Wednesday, November 04, 2009

Nagamind Nuisance


The other night I noticed a book that had been sitting on my shelf for well over a year entitled, simply enough, Worry. Since I’ve had plenty to worry about lately (in fact, I’ve never had any trouble finding SOMETHING to worry about) I decided to peruse it. The book is written by a doctor named Edward M. Hallowell, and in it he describes some of the patients he has treated over the years. One was a doctor who had been sued in a frivolous malpractice suit by someone she had considered a friend. She was so traumatized by the event that she lived in fear of being sued again and found it difficult to continue practicing medicine, so she sought the help of Dr. Hallowell – who I keep wanting to call Dr. Halloween. Anyway, he tried some out-of-the-box treatments for her fear. One was to objectify her fear and give it a name. So, she imagined that her fear was a big ugly toad she named Hugo. Whenever she felt her fear coming on, she pictured Hugo hopping up to her, and she would simply shoo him away. Dr. Halloween admits it sounds crazy, but he claims it really helped.
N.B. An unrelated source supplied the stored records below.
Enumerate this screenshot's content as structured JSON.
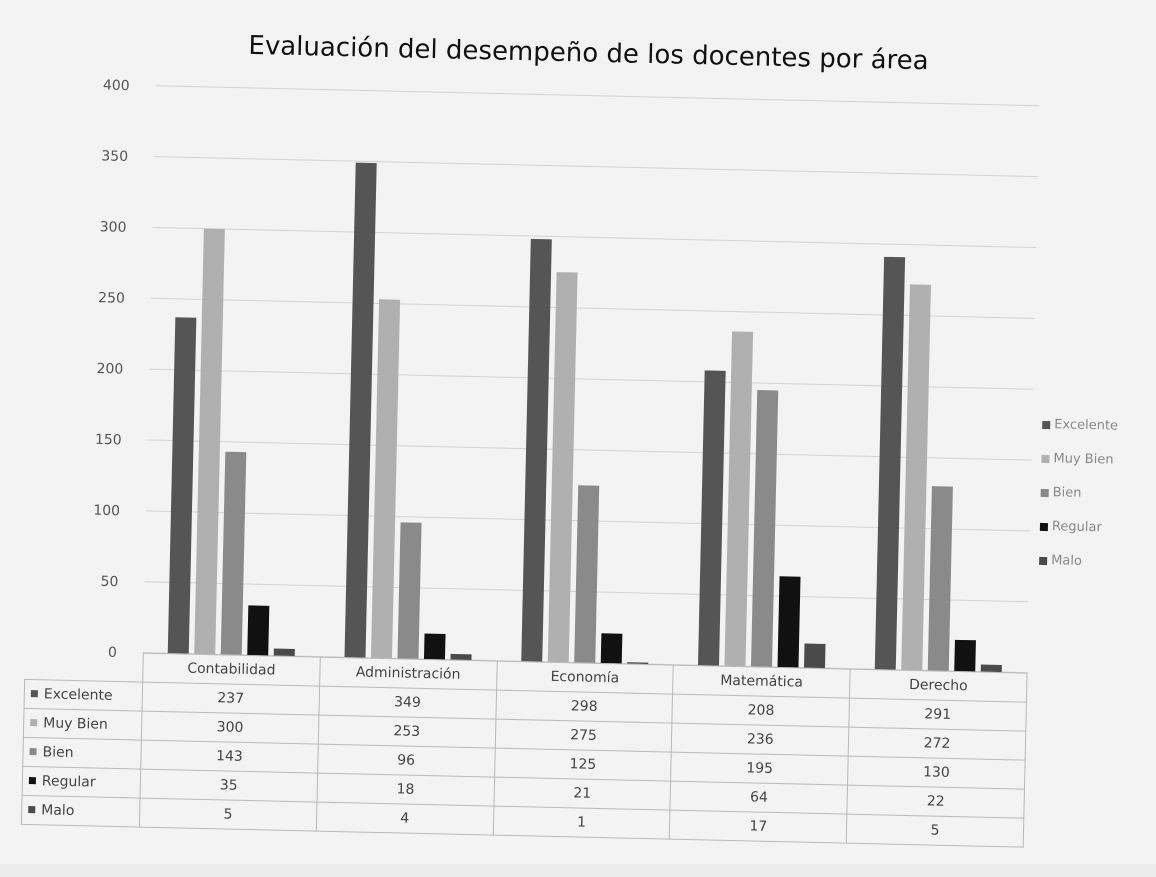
{
  "chart_data": {
    "type": "bar",
    "title": "Evaluación del desempeño de los docentes por área",
    "categories": [
      "Contabilidad",
      "Administración",
      "Economía",
      "Matemática",
      "Derecho"
    ],
    "series": [
      {
        "name": "Excelente",
        "values": [
          237,
          349,
          298,
          208,
          291
        ],
        "color": "#555555"
      },
      {
        "name": "Muy Bien",
        "values": [
          300,
          253,
          275,
          236,
          272
        ],
        "color": "#b0b0b0"
      },
      {
        "name": "Bien",
        "values": [
          143,
          96,
          125,
          195,
          130
        ],
        "color": "#8a8a8a"
      },
      {
        "name": "Regular",
        "values": [
          35,
          18,
          21,
          64,
          22
        ],
        "color": "#111111"
      },
      {
        "name": "Malo",
        "values": [
          5,
          4,
          1,
          17,
          5
        ],
        "color": "#4a4a4a"
      }
    ],
    "ylim": [
      0,
      400
    ],
    "yticks": [
      0,
      50,
      100,
      150,
      200,
      250,
      300,
      350,
      400
    ],
    "grid": true,
    "legend_position": "right",
    "data_table": true
  }
}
I figure why not give it a try; it can’t hurt anything, and it’s much cheaper than a visit to a psychiatrist. But of course, I can’t just copy what someone else has done; I have to be more creative than that. And besides, I imagine my fears and worries to be much bigger than a little toad. So what animal could I use? Well, around here, people talk about nuisance bears that get into their trash cans and bird feeders. Perfect! From now on, my fears shall take the shape of a big black bear with the catchy name of Nagamind Nuisance. I will picture the large creature lumbering up our driveway towards our house. Now they tell me that the best action to take when you encounter a bear is to wave and make lots of noise to scare it away, so long as it’s not cornered or has a cub. If it’s a mama bear with a cub, the best action is to pray real hard. (Which also helps a WHOLE LOT with my real worries.)

So next time I get worried that Obama is going to bankrupt our economy and leave us without our government pension, I will see old Nagamind Nuisance coming and grab some pots and pans and clang them together real loud and shout, “Get out of here, Nagamind Nuisance!” The poor frightened bear will turn and run away as fast as his furry legs will carry him. No more fear.

So how is it working for me? So far, the idea amuses me enough to dispel my worries fairly well. You will have to ask me later on about its long-term effectiveness.